When I married the boyfriend who pounded out the hood of my car, he, maybe we, decided that it would make financial sense to sell our two VW Beetles and buy a VW station wagon. He already had a Harley Sportster, so we were vehicle heavy in those early married days, so this shedding of my green VW made sense. Later when our baby was born, we would ride around town at night in our station wagon so she would stop crying and go to sleep. We would chat quietly, very quietly, for obvious reasons and there was no singing.
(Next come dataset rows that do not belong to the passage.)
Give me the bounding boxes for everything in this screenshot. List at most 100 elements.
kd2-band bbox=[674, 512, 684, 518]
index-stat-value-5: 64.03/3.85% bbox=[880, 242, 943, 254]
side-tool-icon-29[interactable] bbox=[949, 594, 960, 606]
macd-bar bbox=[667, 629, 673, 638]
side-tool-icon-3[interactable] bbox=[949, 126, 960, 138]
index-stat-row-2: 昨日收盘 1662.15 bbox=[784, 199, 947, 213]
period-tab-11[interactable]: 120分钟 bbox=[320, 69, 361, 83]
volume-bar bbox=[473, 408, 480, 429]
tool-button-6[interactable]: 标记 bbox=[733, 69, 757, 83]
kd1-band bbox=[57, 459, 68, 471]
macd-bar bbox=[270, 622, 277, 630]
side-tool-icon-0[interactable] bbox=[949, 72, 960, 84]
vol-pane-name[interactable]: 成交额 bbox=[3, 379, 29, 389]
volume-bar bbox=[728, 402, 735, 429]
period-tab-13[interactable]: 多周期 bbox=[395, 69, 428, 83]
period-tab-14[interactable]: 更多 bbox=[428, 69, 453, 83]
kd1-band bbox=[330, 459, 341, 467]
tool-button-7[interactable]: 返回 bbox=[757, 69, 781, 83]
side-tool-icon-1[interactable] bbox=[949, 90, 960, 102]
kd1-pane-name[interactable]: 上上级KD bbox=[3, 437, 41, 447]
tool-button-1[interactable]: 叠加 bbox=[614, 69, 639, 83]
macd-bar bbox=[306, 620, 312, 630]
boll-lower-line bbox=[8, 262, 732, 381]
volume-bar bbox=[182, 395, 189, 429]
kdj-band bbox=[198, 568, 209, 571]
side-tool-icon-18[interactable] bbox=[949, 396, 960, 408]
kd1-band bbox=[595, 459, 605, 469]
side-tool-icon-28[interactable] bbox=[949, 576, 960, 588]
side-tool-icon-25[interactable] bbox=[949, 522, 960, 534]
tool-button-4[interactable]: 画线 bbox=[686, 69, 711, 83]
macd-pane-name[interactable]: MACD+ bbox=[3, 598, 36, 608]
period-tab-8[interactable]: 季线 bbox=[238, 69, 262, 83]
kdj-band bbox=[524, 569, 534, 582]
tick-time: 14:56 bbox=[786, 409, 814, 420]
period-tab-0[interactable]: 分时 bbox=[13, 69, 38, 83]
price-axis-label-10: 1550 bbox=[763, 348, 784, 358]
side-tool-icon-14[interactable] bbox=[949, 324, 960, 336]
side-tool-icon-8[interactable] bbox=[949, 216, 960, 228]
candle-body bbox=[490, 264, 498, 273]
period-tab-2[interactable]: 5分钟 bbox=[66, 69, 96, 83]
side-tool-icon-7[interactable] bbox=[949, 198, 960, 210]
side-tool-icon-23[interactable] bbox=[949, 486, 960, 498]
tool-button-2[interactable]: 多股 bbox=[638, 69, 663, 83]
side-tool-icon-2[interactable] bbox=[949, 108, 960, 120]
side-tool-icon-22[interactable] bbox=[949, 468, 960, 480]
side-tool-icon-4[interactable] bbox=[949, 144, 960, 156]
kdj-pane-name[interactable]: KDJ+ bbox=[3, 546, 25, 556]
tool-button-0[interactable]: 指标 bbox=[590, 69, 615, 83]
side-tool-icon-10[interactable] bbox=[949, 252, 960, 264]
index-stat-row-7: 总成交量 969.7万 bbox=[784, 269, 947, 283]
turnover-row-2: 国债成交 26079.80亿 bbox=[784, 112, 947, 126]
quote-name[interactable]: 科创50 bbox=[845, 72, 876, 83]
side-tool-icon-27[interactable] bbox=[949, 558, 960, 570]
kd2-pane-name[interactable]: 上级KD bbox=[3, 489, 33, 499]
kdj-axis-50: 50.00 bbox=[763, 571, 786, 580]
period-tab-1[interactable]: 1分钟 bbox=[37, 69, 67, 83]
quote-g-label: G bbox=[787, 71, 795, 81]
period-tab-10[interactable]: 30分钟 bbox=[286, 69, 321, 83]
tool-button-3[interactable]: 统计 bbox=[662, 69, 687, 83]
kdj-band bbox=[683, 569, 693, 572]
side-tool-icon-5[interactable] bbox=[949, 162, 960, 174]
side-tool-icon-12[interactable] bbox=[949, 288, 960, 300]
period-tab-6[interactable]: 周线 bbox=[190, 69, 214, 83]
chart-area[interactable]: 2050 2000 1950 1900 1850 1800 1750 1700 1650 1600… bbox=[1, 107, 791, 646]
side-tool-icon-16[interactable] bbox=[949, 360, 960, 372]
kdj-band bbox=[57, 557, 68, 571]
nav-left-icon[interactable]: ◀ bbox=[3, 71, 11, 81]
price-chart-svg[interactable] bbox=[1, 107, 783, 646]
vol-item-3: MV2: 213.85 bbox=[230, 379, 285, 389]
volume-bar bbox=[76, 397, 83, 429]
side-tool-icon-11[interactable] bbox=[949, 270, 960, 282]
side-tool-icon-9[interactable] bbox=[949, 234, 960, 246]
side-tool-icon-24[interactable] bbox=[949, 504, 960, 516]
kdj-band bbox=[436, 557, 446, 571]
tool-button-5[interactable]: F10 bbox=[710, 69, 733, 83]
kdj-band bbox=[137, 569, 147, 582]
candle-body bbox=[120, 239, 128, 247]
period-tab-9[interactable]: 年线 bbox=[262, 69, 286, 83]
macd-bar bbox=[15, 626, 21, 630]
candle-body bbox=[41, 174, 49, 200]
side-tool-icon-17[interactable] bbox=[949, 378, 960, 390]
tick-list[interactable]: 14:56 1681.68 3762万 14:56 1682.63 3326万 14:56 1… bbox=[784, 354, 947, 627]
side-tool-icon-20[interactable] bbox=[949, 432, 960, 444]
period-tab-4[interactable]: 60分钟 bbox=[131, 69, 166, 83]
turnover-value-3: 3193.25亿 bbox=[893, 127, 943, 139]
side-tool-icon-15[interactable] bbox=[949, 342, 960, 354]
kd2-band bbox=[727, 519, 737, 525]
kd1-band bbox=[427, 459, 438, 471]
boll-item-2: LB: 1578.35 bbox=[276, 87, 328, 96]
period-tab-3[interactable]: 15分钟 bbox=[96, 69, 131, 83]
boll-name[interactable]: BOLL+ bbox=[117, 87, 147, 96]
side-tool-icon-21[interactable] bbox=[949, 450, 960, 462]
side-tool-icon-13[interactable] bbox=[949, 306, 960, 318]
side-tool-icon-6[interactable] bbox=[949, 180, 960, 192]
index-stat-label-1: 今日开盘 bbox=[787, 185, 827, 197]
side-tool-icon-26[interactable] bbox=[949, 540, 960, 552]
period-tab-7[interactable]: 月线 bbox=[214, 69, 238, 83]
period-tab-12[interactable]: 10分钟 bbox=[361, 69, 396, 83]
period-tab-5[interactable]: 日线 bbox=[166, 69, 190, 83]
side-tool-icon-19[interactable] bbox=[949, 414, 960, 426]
Photo by Stefan Widua on Unsplash

My VW was as green as this car is red.

5 Comments on “Cars I Have Loved: 1964 VW Beetle

  1. The ’64 Beetle was also my first car, until it lost the transmission. But it served me well, having given me six months of service at my first job after college graduation. Then I bought a ‘brand new ’73 bug which gave me ten years of faithful service until a deer ran me over and crumpled the front end. Our greatest accomplishment, working together as a team, was being stuck in a horrific snow storm. The rear wheels were spinning out. I left her in first gear with spinning wheels, exited the car, pushed her until she regained traction, jumped back in the car and drove onward. I never forgot that she waited for me. Jan, thank you, thank you. Your writing and superb reflections bring back a ton of memories.

  2. … and there was no singing. The line that caught me and evoked questions.

  3. The way my dad would get us to stop crying when we were babies was to pace the floor with us or take us for a ride and sing VERY loud to drown out our cries. It worked. I had a used VW in Ethiopia that I had painted bright yellow. They told me I’d never be able to sell a car that color but within a year there were a dozen bright yellow VWs in Addis Ababa. I’d started a trend!

  4. I’m envious Jan. I always wanted a Beetle. Now I’d love a VW Bus. I would emulate Frances McDormand, living on the road just as she did in Nomadland.